Throughout elementary and middle school, however, the way she looked generated other gestures and comments: Students who pulled their eyes back. Assumptions she was automatically smarter because she was Asian. Questions about whether she ate rice every day.
“I felt bad because it was just my physical appearance,” Wenxia says. “They were judging me because of something I can’t change before they ever get to know me.”
She didn’t understand prejudice.
But the transition to high school was the most difficult.
The words, uttered by a handful of students, wounded deeply.
“Immigrant,” with the F-word attached.
She didn’t say anything at first, she says, because she didn’t recognize it as bullying or racism. “Since I didn’t recognize the situation for what it was, I didn’t know how to protect or defend myself.”

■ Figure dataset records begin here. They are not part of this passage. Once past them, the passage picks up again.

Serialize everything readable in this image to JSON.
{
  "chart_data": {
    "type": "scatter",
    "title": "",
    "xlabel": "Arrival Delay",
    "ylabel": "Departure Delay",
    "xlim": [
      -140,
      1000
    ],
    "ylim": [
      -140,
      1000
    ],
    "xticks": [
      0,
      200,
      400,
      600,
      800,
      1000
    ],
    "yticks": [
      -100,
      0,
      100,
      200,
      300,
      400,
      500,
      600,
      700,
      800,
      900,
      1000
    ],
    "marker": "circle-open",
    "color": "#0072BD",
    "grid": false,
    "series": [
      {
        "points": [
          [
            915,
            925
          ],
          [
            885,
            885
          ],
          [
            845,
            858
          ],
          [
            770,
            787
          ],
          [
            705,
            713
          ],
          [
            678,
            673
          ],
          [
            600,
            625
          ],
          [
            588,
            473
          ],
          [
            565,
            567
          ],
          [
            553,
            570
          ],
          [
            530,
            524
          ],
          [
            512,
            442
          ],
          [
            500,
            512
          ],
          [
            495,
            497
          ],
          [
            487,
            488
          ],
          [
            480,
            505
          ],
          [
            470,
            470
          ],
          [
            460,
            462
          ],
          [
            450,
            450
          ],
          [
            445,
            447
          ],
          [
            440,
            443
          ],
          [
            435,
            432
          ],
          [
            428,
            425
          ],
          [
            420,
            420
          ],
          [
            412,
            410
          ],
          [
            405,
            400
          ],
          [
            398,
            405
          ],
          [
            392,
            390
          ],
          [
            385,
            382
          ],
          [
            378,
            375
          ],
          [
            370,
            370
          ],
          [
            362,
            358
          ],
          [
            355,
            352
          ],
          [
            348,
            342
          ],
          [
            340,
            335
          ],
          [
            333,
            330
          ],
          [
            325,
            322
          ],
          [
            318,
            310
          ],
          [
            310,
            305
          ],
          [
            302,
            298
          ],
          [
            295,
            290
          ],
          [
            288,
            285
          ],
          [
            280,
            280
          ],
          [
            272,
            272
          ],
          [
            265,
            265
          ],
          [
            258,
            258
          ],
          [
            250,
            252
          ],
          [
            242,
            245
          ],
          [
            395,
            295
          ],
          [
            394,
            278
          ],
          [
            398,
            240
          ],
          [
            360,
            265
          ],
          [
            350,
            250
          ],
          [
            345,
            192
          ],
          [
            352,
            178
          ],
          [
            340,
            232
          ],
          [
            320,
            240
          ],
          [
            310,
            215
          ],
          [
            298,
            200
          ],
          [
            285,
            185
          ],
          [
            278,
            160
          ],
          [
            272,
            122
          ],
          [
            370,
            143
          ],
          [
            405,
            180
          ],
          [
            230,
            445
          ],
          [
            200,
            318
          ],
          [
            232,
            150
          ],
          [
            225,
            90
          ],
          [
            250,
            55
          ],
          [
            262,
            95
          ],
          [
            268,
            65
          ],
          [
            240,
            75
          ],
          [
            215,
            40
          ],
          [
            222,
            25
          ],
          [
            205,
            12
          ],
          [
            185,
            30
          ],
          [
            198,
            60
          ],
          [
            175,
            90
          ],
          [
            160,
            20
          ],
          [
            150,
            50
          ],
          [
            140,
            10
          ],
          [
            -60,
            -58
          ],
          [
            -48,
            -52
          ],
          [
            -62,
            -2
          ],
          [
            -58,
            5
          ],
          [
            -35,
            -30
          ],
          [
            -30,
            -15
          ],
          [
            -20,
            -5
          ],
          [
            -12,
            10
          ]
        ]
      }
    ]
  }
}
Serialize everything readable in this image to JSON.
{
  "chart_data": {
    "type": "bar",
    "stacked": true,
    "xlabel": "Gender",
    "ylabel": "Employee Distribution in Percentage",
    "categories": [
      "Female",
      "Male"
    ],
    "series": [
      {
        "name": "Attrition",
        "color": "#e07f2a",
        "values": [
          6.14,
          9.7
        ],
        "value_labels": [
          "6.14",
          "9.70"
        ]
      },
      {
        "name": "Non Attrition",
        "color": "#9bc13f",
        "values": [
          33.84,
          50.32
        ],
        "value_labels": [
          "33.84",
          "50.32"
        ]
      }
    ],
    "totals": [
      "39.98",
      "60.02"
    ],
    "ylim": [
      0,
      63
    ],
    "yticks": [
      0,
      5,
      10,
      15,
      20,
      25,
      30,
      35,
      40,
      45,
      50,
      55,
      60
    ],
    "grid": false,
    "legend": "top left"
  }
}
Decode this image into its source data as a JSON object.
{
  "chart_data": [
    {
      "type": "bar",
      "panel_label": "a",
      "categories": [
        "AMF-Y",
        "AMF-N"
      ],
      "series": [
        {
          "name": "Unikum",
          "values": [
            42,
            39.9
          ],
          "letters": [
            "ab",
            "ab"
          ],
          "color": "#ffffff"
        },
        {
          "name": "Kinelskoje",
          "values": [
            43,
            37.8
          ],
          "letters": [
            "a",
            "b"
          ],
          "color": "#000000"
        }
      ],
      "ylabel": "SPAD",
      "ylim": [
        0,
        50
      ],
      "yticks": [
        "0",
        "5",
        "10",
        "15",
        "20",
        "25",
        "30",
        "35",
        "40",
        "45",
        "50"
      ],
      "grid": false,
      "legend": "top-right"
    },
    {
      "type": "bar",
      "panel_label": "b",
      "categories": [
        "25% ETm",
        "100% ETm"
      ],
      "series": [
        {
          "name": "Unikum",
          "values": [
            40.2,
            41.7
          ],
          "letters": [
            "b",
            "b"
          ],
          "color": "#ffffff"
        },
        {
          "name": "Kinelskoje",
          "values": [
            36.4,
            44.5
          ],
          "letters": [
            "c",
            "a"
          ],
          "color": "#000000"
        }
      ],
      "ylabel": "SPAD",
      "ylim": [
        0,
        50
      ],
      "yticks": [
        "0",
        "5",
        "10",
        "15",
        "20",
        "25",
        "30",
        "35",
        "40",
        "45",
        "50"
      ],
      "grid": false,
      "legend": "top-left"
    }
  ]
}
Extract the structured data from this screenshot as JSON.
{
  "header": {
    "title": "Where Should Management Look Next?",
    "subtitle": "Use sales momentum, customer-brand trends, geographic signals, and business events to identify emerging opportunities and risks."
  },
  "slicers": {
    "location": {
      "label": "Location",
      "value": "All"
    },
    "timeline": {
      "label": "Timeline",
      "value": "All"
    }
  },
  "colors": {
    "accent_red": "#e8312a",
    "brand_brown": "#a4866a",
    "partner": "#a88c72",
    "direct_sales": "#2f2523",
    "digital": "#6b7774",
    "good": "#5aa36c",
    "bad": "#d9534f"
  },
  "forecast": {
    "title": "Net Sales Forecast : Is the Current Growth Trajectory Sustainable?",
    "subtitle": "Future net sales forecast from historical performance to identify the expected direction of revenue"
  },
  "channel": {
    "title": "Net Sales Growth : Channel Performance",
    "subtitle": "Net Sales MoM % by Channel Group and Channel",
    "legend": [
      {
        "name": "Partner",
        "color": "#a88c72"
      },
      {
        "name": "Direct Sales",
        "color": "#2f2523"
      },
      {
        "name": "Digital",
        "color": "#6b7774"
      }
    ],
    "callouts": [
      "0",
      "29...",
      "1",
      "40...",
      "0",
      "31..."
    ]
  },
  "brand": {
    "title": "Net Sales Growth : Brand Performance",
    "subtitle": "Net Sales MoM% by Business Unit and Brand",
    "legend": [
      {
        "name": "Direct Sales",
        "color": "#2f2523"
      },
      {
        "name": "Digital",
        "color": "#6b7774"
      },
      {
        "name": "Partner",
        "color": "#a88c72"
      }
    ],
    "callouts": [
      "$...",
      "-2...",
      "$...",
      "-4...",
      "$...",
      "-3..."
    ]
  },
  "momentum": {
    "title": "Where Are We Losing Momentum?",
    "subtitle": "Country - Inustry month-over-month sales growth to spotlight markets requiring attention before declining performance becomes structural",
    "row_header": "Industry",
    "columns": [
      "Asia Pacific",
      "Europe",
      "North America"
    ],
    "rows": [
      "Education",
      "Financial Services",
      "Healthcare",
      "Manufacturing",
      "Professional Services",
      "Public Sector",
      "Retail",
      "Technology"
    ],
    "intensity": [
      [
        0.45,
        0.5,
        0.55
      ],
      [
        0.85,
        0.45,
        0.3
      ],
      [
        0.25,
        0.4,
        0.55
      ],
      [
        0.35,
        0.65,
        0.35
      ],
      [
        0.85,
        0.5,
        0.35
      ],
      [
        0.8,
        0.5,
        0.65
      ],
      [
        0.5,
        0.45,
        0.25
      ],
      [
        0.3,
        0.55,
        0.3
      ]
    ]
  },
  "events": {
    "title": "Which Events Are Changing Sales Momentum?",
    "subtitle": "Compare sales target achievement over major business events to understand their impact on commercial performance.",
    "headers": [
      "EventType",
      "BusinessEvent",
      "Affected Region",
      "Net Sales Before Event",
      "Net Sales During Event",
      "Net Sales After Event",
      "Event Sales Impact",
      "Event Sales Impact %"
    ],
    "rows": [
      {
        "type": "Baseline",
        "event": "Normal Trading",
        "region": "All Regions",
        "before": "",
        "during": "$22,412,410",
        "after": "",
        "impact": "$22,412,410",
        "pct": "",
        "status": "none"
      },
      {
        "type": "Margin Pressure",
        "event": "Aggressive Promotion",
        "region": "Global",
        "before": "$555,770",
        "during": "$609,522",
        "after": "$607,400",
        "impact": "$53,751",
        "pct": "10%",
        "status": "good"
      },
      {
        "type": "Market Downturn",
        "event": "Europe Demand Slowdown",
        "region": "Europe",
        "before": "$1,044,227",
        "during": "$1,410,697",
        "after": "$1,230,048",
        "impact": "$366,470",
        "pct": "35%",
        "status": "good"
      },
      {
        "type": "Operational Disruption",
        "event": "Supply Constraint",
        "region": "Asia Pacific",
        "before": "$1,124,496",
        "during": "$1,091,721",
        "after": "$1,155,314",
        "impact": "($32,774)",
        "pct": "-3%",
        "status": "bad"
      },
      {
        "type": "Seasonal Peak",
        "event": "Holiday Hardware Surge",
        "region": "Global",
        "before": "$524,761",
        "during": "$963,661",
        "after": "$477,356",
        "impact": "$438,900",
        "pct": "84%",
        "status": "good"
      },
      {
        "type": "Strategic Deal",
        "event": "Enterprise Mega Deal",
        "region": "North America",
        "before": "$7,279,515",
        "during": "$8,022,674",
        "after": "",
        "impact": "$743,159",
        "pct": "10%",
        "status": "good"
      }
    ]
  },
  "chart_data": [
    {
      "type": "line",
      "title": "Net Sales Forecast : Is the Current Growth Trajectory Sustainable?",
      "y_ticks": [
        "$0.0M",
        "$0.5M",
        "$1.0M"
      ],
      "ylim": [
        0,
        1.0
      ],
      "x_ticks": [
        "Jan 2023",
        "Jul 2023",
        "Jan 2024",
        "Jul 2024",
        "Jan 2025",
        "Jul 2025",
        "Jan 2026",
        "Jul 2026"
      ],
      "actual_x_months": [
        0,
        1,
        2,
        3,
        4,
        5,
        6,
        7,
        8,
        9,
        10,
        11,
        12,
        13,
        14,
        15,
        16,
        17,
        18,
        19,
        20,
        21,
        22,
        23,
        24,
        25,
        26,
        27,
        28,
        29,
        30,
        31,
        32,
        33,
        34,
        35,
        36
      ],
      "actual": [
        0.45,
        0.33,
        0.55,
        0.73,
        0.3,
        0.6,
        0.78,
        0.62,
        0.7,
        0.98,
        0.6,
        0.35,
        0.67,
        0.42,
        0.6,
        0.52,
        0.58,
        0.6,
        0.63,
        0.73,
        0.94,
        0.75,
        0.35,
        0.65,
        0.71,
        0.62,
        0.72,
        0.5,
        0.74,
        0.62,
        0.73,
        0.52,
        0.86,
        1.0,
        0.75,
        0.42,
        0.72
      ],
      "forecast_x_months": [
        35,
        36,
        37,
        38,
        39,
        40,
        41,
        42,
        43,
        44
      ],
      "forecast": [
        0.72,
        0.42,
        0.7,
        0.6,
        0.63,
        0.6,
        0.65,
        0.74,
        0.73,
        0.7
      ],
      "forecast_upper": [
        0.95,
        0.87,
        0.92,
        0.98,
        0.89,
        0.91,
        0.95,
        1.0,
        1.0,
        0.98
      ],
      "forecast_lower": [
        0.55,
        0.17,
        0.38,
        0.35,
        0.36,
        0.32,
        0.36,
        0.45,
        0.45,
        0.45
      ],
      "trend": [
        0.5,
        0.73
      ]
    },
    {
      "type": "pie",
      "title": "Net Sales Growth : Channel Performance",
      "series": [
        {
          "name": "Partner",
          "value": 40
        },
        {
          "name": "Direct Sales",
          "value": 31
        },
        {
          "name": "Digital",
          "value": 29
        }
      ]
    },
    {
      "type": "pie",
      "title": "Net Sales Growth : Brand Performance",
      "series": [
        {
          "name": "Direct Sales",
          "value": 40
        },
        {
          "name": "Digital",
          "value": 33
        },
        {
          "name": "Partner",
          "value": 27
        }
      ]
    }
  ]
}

But she learned, with the support of her family and longtime counselor.
“We’ve always tried to instill confidence in her as a person,” Sharon says. “She’s just great at internalizing the positive things that you say and the positive things you put out there for her.”
Through all this and through her history classes, Wenxia has discovered she’s not been alone in her experience.
Humanity’s flaw, she says, is we judge as soon as we see.
“It’s not just Asian. It’s African-American. It’s Hispanic. It’s all different races. ... It’s always been a problem in this country,” dating back through the ages and various immigrant populations.
And even though she’s never been prone to stereotyping or making jokes about a person’s ethnicity, “it makes me really think twice before I speak,” Wenxia says. “I have before thought things that were judgmental … so now I think twice about what I’m saying. I’m also more aware when other people are doing this kind of stuff verbally and I can tell them to knock it off.”
Her message is simple: Learn acceptance.
Wenxia is in a good place.
She is more confident at a different high school this year. She has challenging academic classes. She has goals. She has a good group of friends on whom she can depend. And as always, she has her family.
“I know who I am and if someone wants to judge me for that … it’s not right, but it’s not on me.”
She is learning Chinese. She wants to travel everywhere. But one day, she’d like to return to China, to discover the piece of her left behind, and possibly search for her parents, find the answer to why they gave her up.
She wants to change the world, help people see their worth.
Her voice trembles just a bit. “Even if that means one person, even if I just change one person, that would mean the world to me.”
Sharon often thinks about Wenxia’s mother in China.
“I don’t know why her mom had to lose her in order for us to get her.” Emotion clouds her voice. “What a brave woman she was to let that child go. Taking your 3-year-old by the hand and leading her someplace and knowing you’ll probably never see her again. … That shows how much she loved her.”
The details of that day are fuzzy in Wenxia’s mind.
She remembers only she was never alone at the bus stop and someone’s hand held hers the entire time.
That day, the day she was found, became her birthday.
That’s not your average birthday.
It’s a particularly special day, a day worthy of great celebration for a little girl who would get that chance to change the world by standing up to intolerance and teaching us what she had learned.